TULiP: Test-time Uncertainty Estimation via Linearization and Weight Perturbation
Yuhui Zhang, Dongshen Wu, Yuichiro Wada, Takafumi Kanamori
TL;DR
TULiP introduces a theoretically grounded, post-hoc uncertainty estimator for OOD detection by analyzing perturbations in the linearized training dynamics via the Neural Tangent Kernel. By hypothetically perturbing the network before convergence and bounding the resulting fluctuations, it constructs a surrogate posterior ensemble whose predictions are combined to yield robust OOD scores, notably enhancing near-distribution detection without access to training data. The method is implemented through practical steps to estimate Jacobians, calibrate kernel-related quantities, and build a Surrogate Posterior Envelope (SPE), with empirical validation on OpenOOD benchmarks showing state-of-the-art or competitive performance across near and far OOD settings.
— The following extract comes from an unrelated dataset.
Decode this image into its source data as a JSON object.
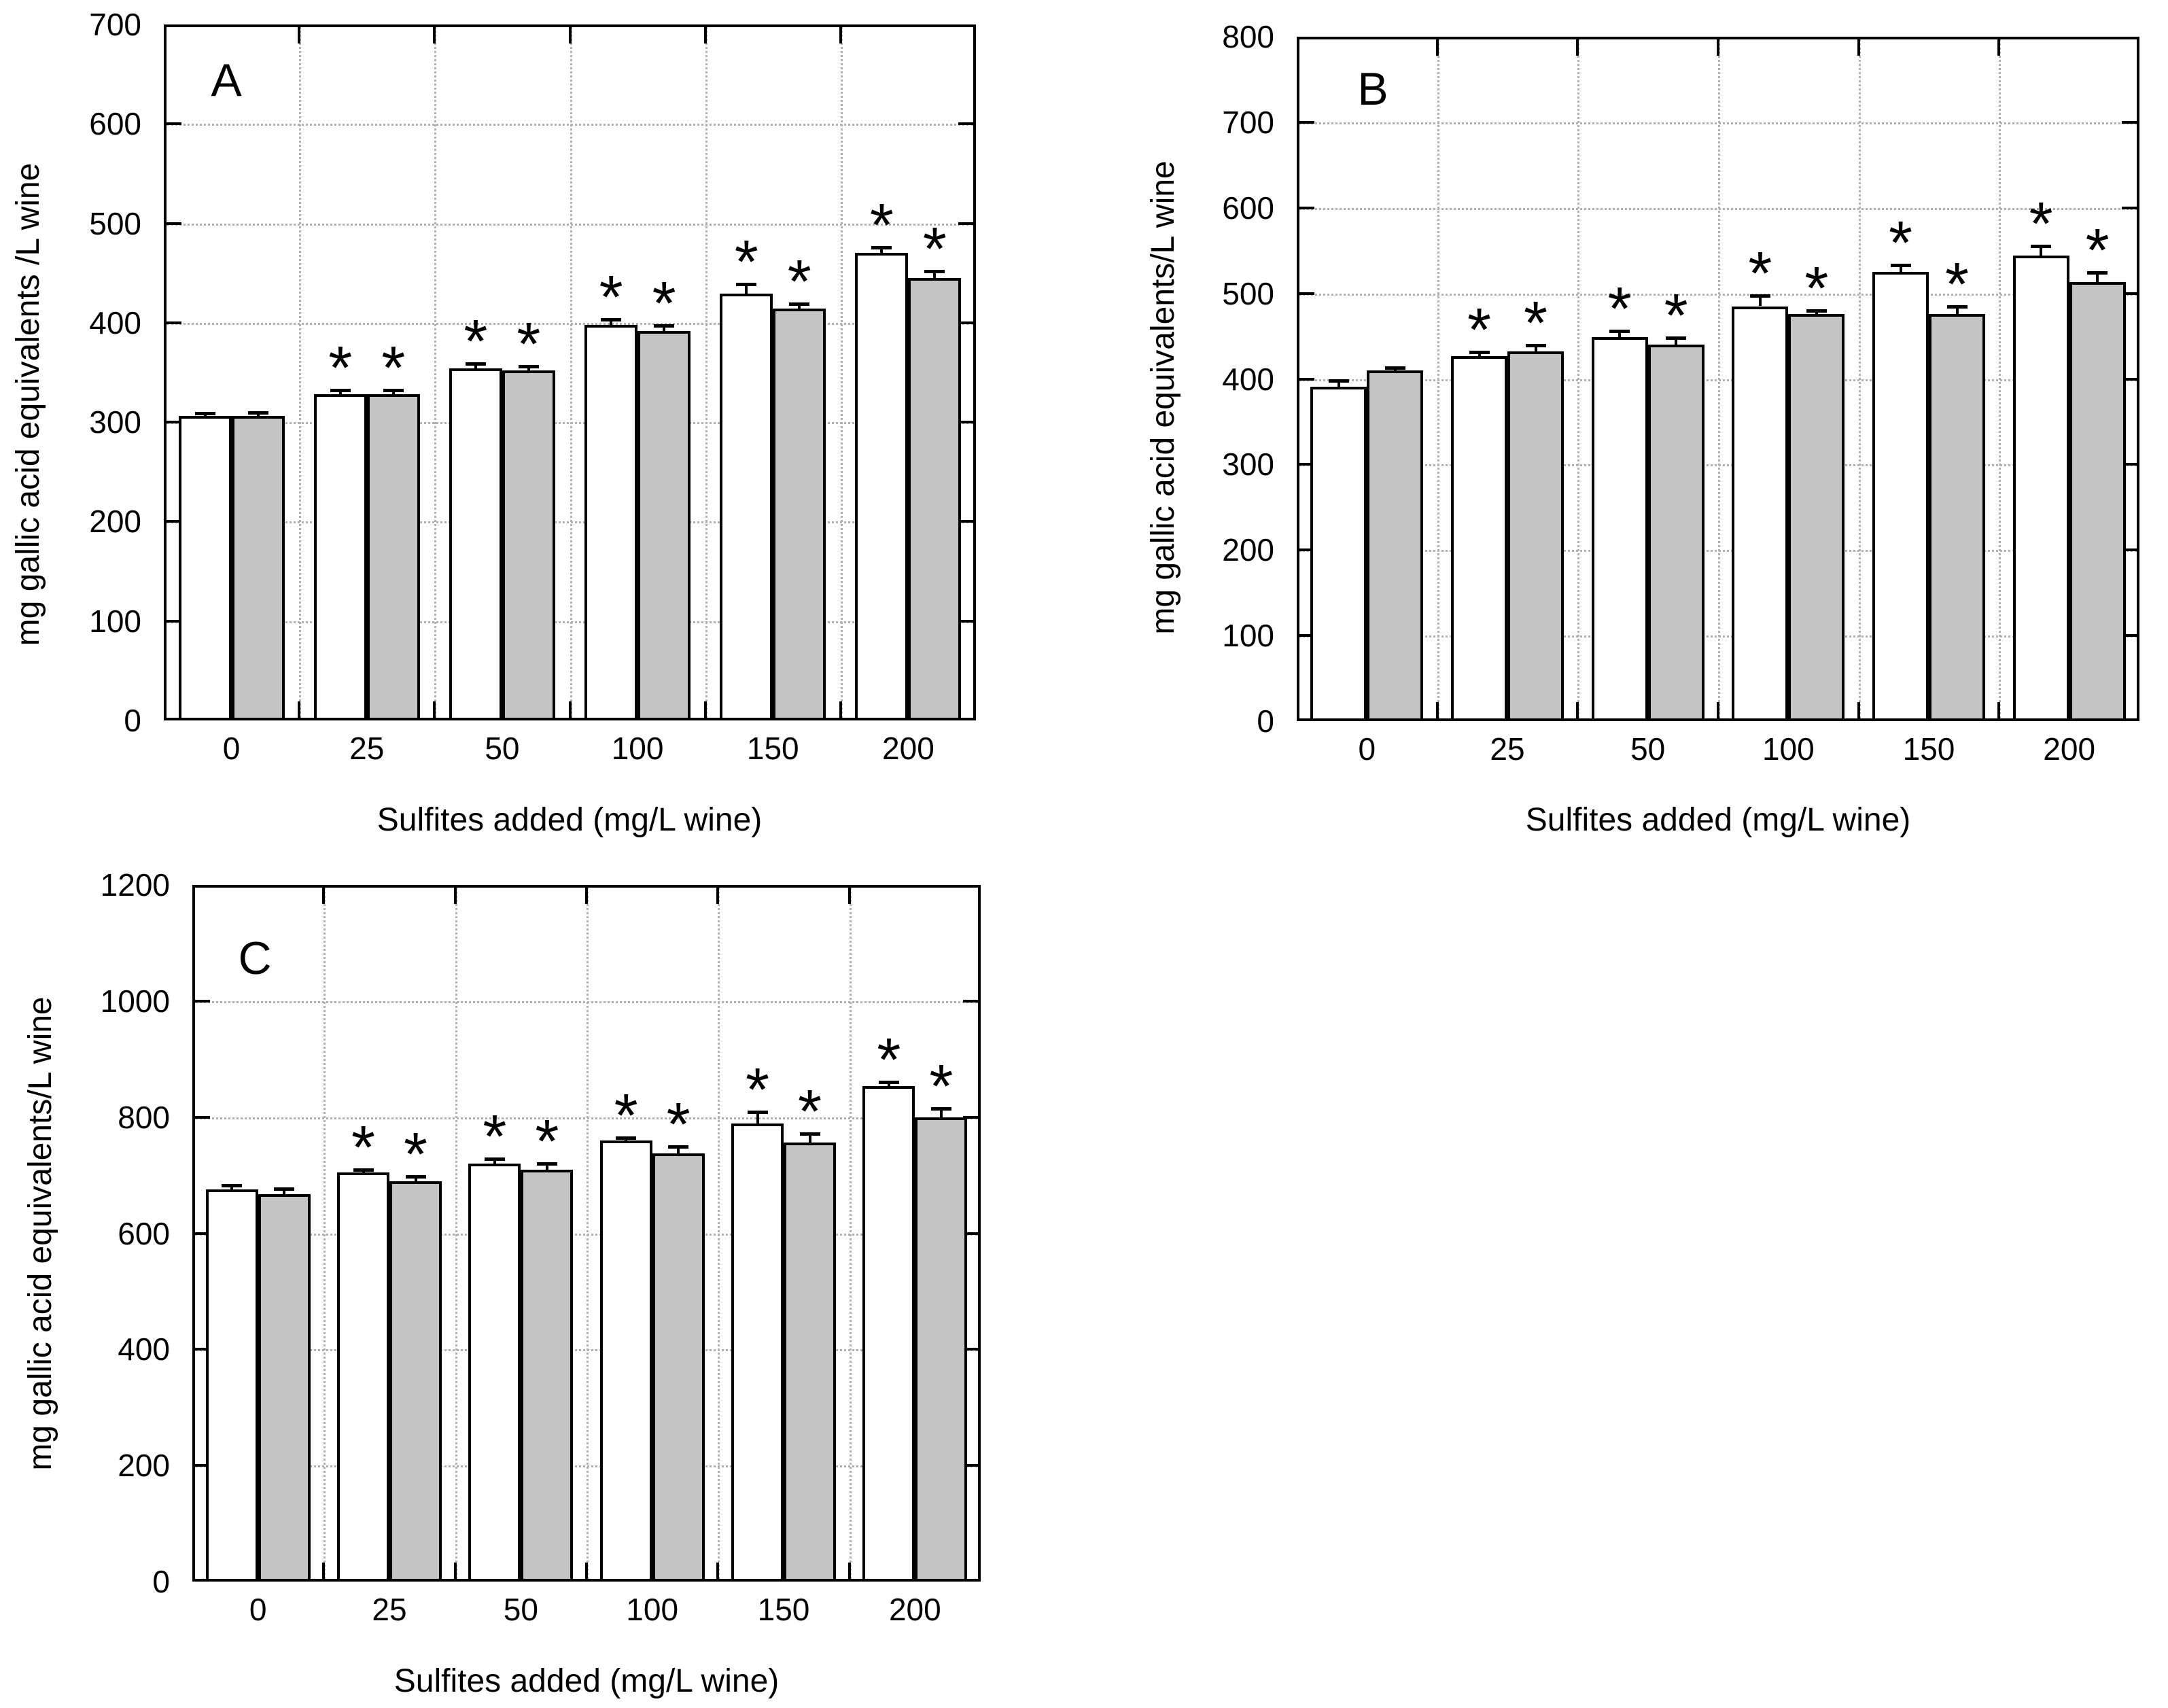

The work demonstrates a principled link between training dynamics and inference-time uncertainty, offering a scalable, plug-and-play tool that improves existing post-hoc detectors and opens directions for extending the framework to broader learning paradigms.
Abstract
A reliable uncertainty estimation method is the foundation of many modern out-of-distribution (OOD) detectors, which are critical for safe deployments of deep learning models in the open world. In this work, we propose TULiP, a theoretically-driven post-hoc uncertainty estimator for OOD detection. Our approach considers a hypothetical perturbation applied to the network before convergence. Based on linearized training dynamics, we bound the effect of such perturbation, resulting in an uncertainty score computable by perturbing model parameters. Ultimately, our approach computes uncertainty from a set of sampled predictions. We visualize our bound on synthetic regression and classification datasets. Furthermore, we demonstrate the effectiveness of TULiP using large-scale OOD detection benchmarks for image classification. Our method exhibits state-of-the-art performance, particularly for near-distribution samples.